Architect - Site Reliability Engineer- Compute
pepsicojobs
Job Description
Responsibilities
- Monitor and Respond: Proactively monitor compute infrastructure health and performance, identify potential issues, and respond quickly to incidents.
- Automate and Optimize: Develop and implement automation tools to streamline compute operations, improve efficiency, and reduce manual intervention.
- Collaborate and Troubleshoot: Work closely with software engineering, platform, and other teams to troubleshoot complex compute problems and implement solutions.
- Capacity Planning: Analyze compute resource usage and trends to forecast capacity needs and ensure sufficient resources are available to meet demand.
- Document and Communicate: Maintain accurate and up-to-date documentation of compute configurations, procedures, and incidents.
- Participate in On-Call Rotation: Provide 24/7 on-call support for critical compute incidents.
Qualifications
- Experience: 9+ years of experience in systems engineering or operations, with a focus on SRE principles and practices.

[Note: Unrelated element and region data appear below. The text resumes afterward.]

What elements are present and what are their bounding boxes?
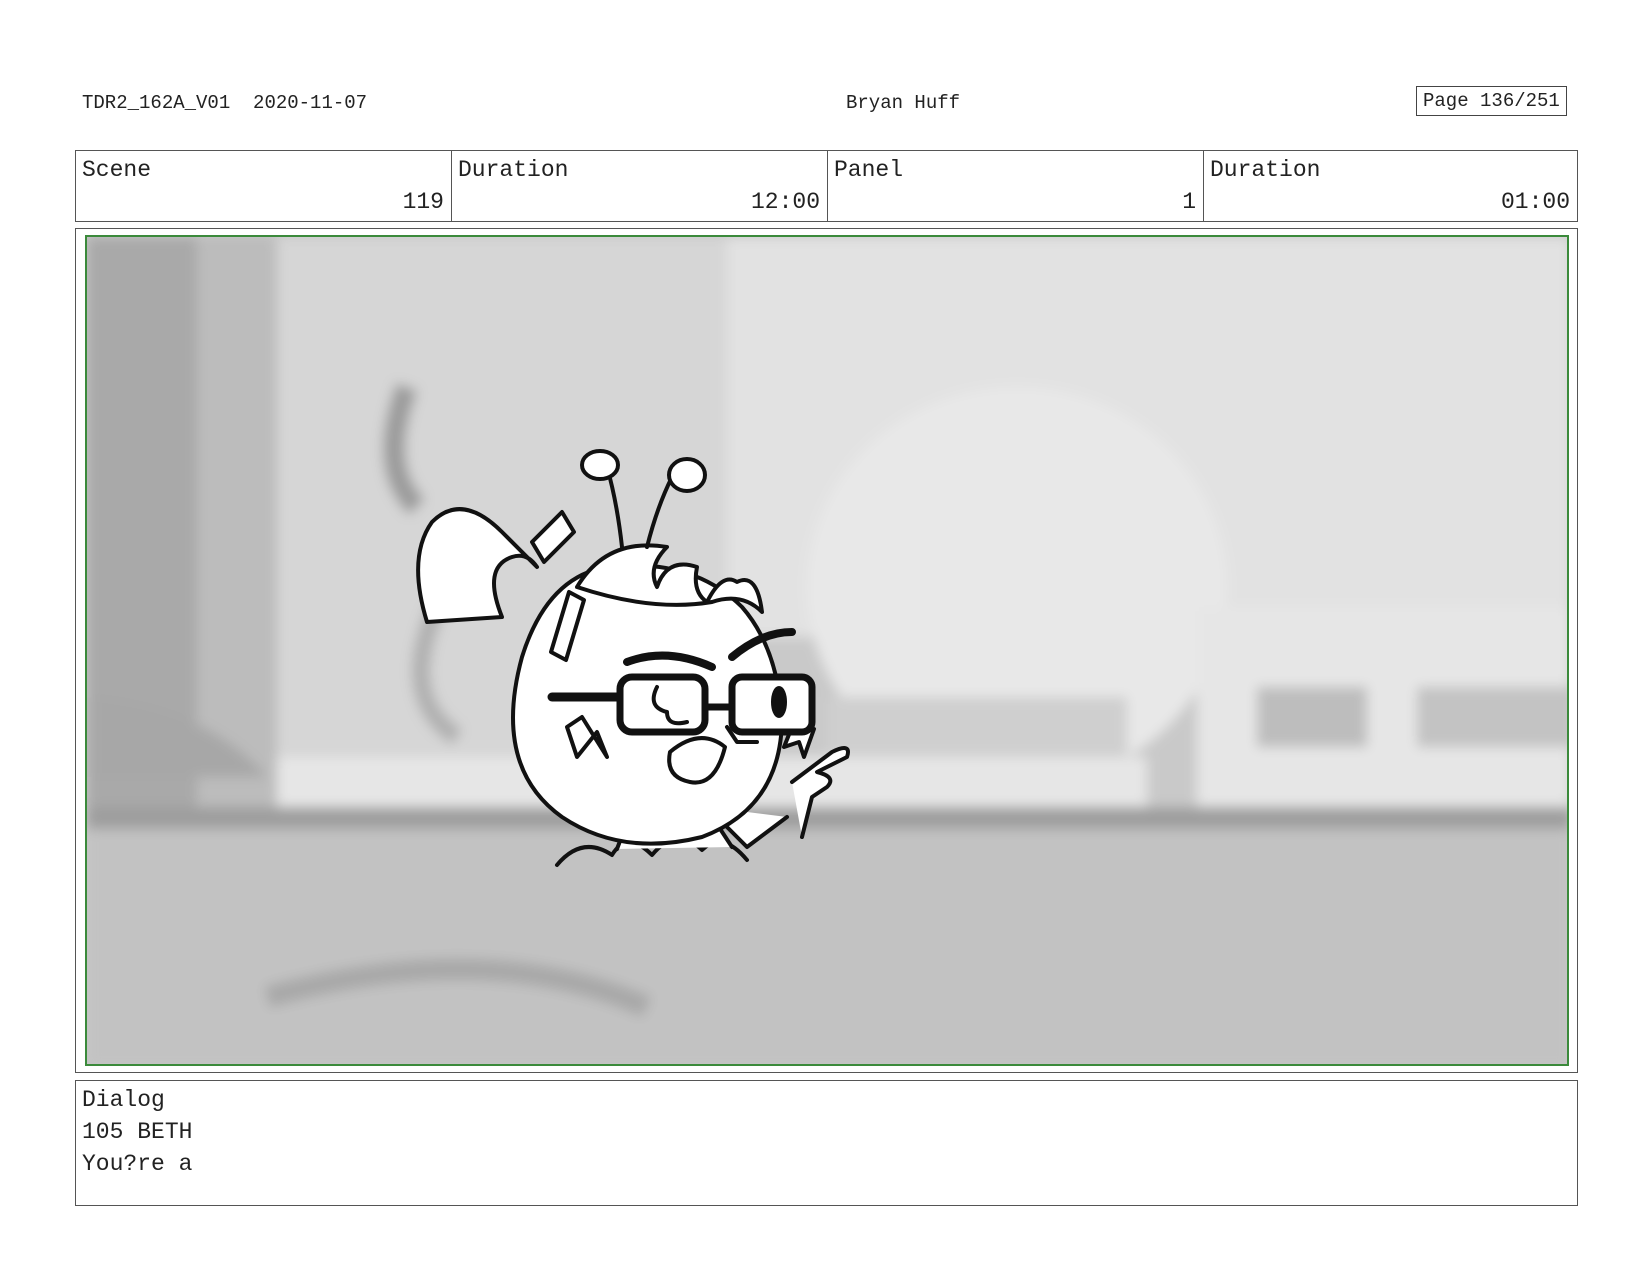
scene-duration-label: Duration bbox=[458, 157, 569, 183]
scene-label: Scene bbox=[82, 157, 152, 183]
dialog-label: Dialog bbox=[82, 1087, 165, 1113]
panel-duration-cell: Duration 01:00 bbox=[1203, 150, 1578, 222]
storyboard-panel-image bbox=[85, 235, 1569, 1066]
page-number: Page 136/251 bbox=[1416, 86, 1567, 116]
dialog-text: You?re a bbox=[82, 1151, 193, 1177]
panel-duration-value: 01:00 bbox=[1500, 189, 1570, 215]
scene-duration-value: 12:00 bbox=[750, 189, 820, 215]
scene-duration-cell: Duration 12:00 bbox=[451, 150, 828, 222]
panel-label: Panel bbox=[834, 157, 904, 183]
project-code: TDR2_162A_V01 bbox=[82, 92, 231, 114]
storyboard-drawing bbox=[87, 237, 1567, 1064]
artist-name: Bryan Huff bbox=[846, 92, 961, 114]
scene-value: 119 bbox=[402, 189, 444, 215]
dialog-box: Dialog 105 BETH You?re a bbox=[75, 1080, 1578, 1206]
header-date: 2020-11-07 bbox=[253, 92, 368, 114]
panel-value: 1 bbox=[1182, 189, 1196, 215]
blurred-background bbox=[87, 237, 1567, 1064]
header-project-date: TDR2_162A_V01 2020-11-07 bbox=[82, 92, 367, 114]
panel-duration-label: Duration bbox=[1210, 157, 1321, 183]
panel-cell: Panel 1 bbox=[827, 150, 1204, 222]
dialog-speaker: 105 BETH bbox=[82, 1119, 193, 1145]
scene-cell: Scene 119 bbox=[75, 150, 452, 222]
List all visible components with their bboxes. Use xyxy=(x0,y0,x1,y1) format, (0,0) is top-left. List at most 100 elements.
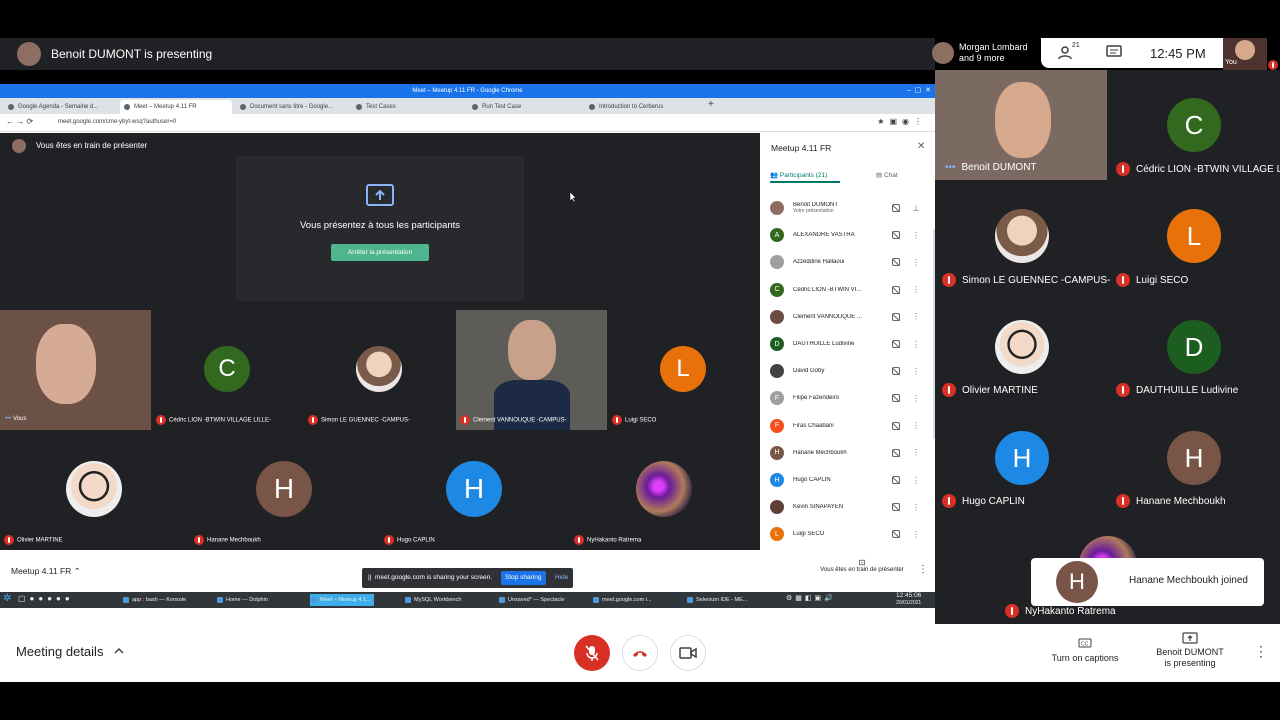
pinned-app-icons[interactable]: ▢●●●●● xyxy=(18,594,74,603)
mic-muted-icon[interactable] xyxy=(892,312,900,321)
people-button[interactable]: 21 xyxy=(1058,42,1080,62)
mic-muted-icon[interactable] xyxy=(892,421,900,430)
tab-participants[interactable]: 👥 Participants (21) xyxy=(770,171,827,179)
tab-run-test-case[interactable]: Run Test Case xyxy=(468,100,580,114)
nav-buttons[interactable]: ← → ⟳ xyxy=(6,117,33,126)
active-tab-indicator xyxy=(770,181,840,183)
more-options-icon[interactable]: ⋮ xyxy=(912,367,920,376)
participant-row[interactable]: H Hugo CAPLIN ⋮ xyxy=(770,467,920,493)
others-indicator[interactable]: Morgan Lombard and 9 more xyxy=(930,38,1040,70)
participant-avatar: H xyxy=(770,445,784,460)
task-meet-sharing[interactable]: meet.google.com i... xyxy=(592,594,652,606)
task-spectacle[interactable]: Unsaved* — Spectacle xyxy=(498,594,565,606)
leave-call-button[interactable] xyxy=(622,635,658,671)
app-launcher-icon[interactable]: ✲ xyxy=(3,593,11,604)
mic-muted-icon[interactable] xyxy=(892,258,900,267)
tab-cerberus[interactable]: Introduction to Cerberus xyxy=(585,100,697,114)
chat-button[interactable] xyxy=(1106,45,1122,64)
close-panel-icon[interactable]: ✕ xyxy=(917,141,925,152)
task-dolphin[interactable]: Home — Dolphin xyxy=(216,594,268,606)
participant-row[interactable]: F Filipe Fazendeiro ⋮ xyxy=(770,385,920,411)
inner-more-options-icon[interactable]: ⋮ xyxy=(918,564,928,575)
participant-row[interactable]: L Luigi SECO ⋮ xyxy=(770,521,920,547)
participant-name: Cédric LION -BTWIN VI... xyxy=(793,286,862,293)
mic-muted-icon[interactable] xyxy=(892,503,900,512)
stop-presenting-button[interactable]: Arrêter la présentation xyxy=(331,244,429,261)
participant-avatar: C xyxy=(770,282,784,297)
tab-chat[interactable]: ▤ Chat xyxy=(876,171,898,179)
mic-muted-icon[interactable] xyxy=(892,285,900,294)
grid-hanane-avatar: H xyxy=(1167,431,1221,485)
stop-sharing-button[interactable]: Stop sharing xyxy=(501,571,546,585)
mic-muted-icon[interactable] xyxy=(892,476,900,484)
participant-row[interactable]: F Firas Chaabani ⋮ xyxy=(770,413,920,439)
tab-google-agenda[interactable]: Google Agenda - Semaine d... xyxy=(4,100,116,114)
participant-row[interactable]: Kevin SINAPAYEN ⋮ xyxy=(770,494,920,520)
more-options-icon[interactable]: ⋮ xyxy=(912,421,920,430)
mic-off-icon xyxy=(942,494,956,508)
more-options-icon[interactable]: ⋮ xyxy=(912,448,920,457)
participant-avatar xyxy=(770,255,784,270)
participant-row[interactable]: H Hanane Mechboukh ⋮ xyxy=(770,440,920,466)
url-field[interactable]: meet.google.com/cme-ybyt-wsq?authuser=0 xyxy=(58,119,176,125)
mic-off-icon xyxy=(942,273,956,287)
participant-row[interactable]: Benoit DUMONT Votre présentation ⊥ xyxy=(770,195,920,221)
participant-row[interactable]: D DAUTHUILLE Ludivine ⋮ xyxy=(770,331,920,357)
mic-muted-icon[interactable] xyxy=(892,231,900,240)
tile-hanane-name: Hanane Mechboukh xyxy=(207,537,261,544)
self-preview[interactable]: You xyxy=(1223,38,1267,70)
more-options-icon[interactable]: ⋮ xyxy=(912,285,920,294)
mic-muted-icon[interactable] xyxy=(892,530,900,539)
mic-off-icon xyxy=(942,383,956,397)
extension-icons[interactable]: ★▣◉⋮ xyxy=(877,117,927,126)
task-meet[interactable]: Meet – Meetup 4.1... xyxy=(310,594,375,606)
task-konsole[interactable]: app : bash — Konsole xyxy=(122,594,186,606)
pin-icon[interactable]: ⊥ xyxy=(912,204,920,213)
more-options-icon[interactable]: ⋮ xyxy=(912,476,920,485)
tile-luigi-name: Luigi SECO xyxy=(625,417,657,424)
participant-subtitle: Votre présentation xyxy=(793,208,834,214)
more-options-icon[interactable]: ⋮ xyxy=(912,394,920,403)
camera-toggle-button[interactable] xyxy=(670,635,706,671)
participant-row[interactable]: A ALEXANDRE VASTRA ⋮ xyxy=(770,222,920,248)
system-tray-icons[interactable]: ⚙▦◧▣🔊 xyxy=(786,594,836,602)
inner-meet-footer: Meetup 4.11 FR ⌃ || meet.google.com is s… xyxy=(0,550,935,592)
presenter-bar: Benoit DUMONT is presenting xyxy=(0,38,935,70)
task-mysql[interactable]: MySQL Workbench xyxy=(404,594,461,606)
more-options-icon[interactable]: ⋮ xyxy=(912,231,920,240)
tile-clement-video: Clement VANNOUQUE -CAMPUS- xyxy=(456,310,607,430)
more-options-icon[interactable]: ⋮ xyxy=(912,312,920,321)
mic-off-icon xyxy=(194,535,204,545)
meeting-details-button[interactable]: Meeting details xyxy=(16,644,125,659)
others-avatar xyxy=(932,42,954,64)
tab-document[interactable]: Document sans titre - Google... xyxy=(236,100,348,114)
more-options-icon[interactable]: ⋮ xyxy=(912,340,920,349)
participant-row[interactable]: Azzeddine Hallaoui ⋮ xyxy=(770,249,920,275)
hide-button[interactable]: Hide xyxy=(555,574,568,581)
presenting-button[interactable]: Benoit DUMONT is presenting xyxy=(1145,632,1235,669)
more-options-icon[interactable]: ⋮ xyxy=(1254,643,1268,660)
tab-test-cases[interactable]: Test Cases xyxy=(352,100,464,114)
inner-presenting-button[interactable]: ⊡ Vous êtes en train de présenter xyxy=(812,558,912,573)
mic-toggle-button[interactable] xyxy=(574,635,610,671)
more-options-icon[interactable]: ⋮ xyxy=(912,258,920,267)
participant-row[interactable]: Clement VANNOUQUE ... ⋮ xyxy=(770,304,920,330)
shared-browser-window: Meet – Meetup 4.11 FR - Google Chrome – … xyxy=(0,84,935,624)
participant-row[interactable]: David Goby ⋮ xyxy=(770,358,920,384)
more-options-icon[interactable]: ⋮ xyxy=(912,530,920,539)
participant-row[interactable]: C Cédric LION -BTWIN VI... ⋮ xyxy=(770,277,920,303)
mic-muted-icon[interactable] xyxy=(892,367,900,376)
mic-muted-icon[interactable] xyxy=(892,204,900,212)
mic-muted-icon[interactable] xyxy=(892,448,900,457)
more-options-icon[interactable]: ⋮ xyxy=(912,503,920,512)
tab-meet[interactable]: Meet – Meetup 4.11 FR xyxy=(120,100,232,114)
window-controls[interactable]: – ▢ ✕ xyxy=(907,84,931,98)
mic-off-icon xyxy=(1005,604,1019,618)
task-selenium[interactable]: Selenium IDE - ME... xyxy=(686,594,747,606)
new-tab-button[interactable]: + xyxy=(708,99,714,110)
captions-button[interactable]: CC Turn on captions xyxy=(1040,638,1130,663)
mic-muted-icon[interactable] xyxy=(892,394,900,403)
mic-muted-icon[interactable] xyxy=(892,340,900,348)
url-bar: ← → ⟳ meet.google.com/cme-ybyt-wsq?authu… xyxy=(0,114,935,132)
inner-meeting-details[interactable]: Meetup 4.11 FR ⌃ xyxy=(11,566,81,577)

- Technical Skills: Deep understanding of operating systems (Linux, Windows), virtualization technologies, Storage and Back Up systems including container orchestration platforms (Kubernetes, Docker).
- Problem-Solving: Strong analytical and problem-solving skills, with the ability to identify and resolve complex compute issues.
- Communication: Excellent written and verbal communication skills, with the ability to collaborate effectively with cross-functional teams.
- Adaptability: Ability to thrive in a fast-paced, dynamic environment, and adapt to changing priorities.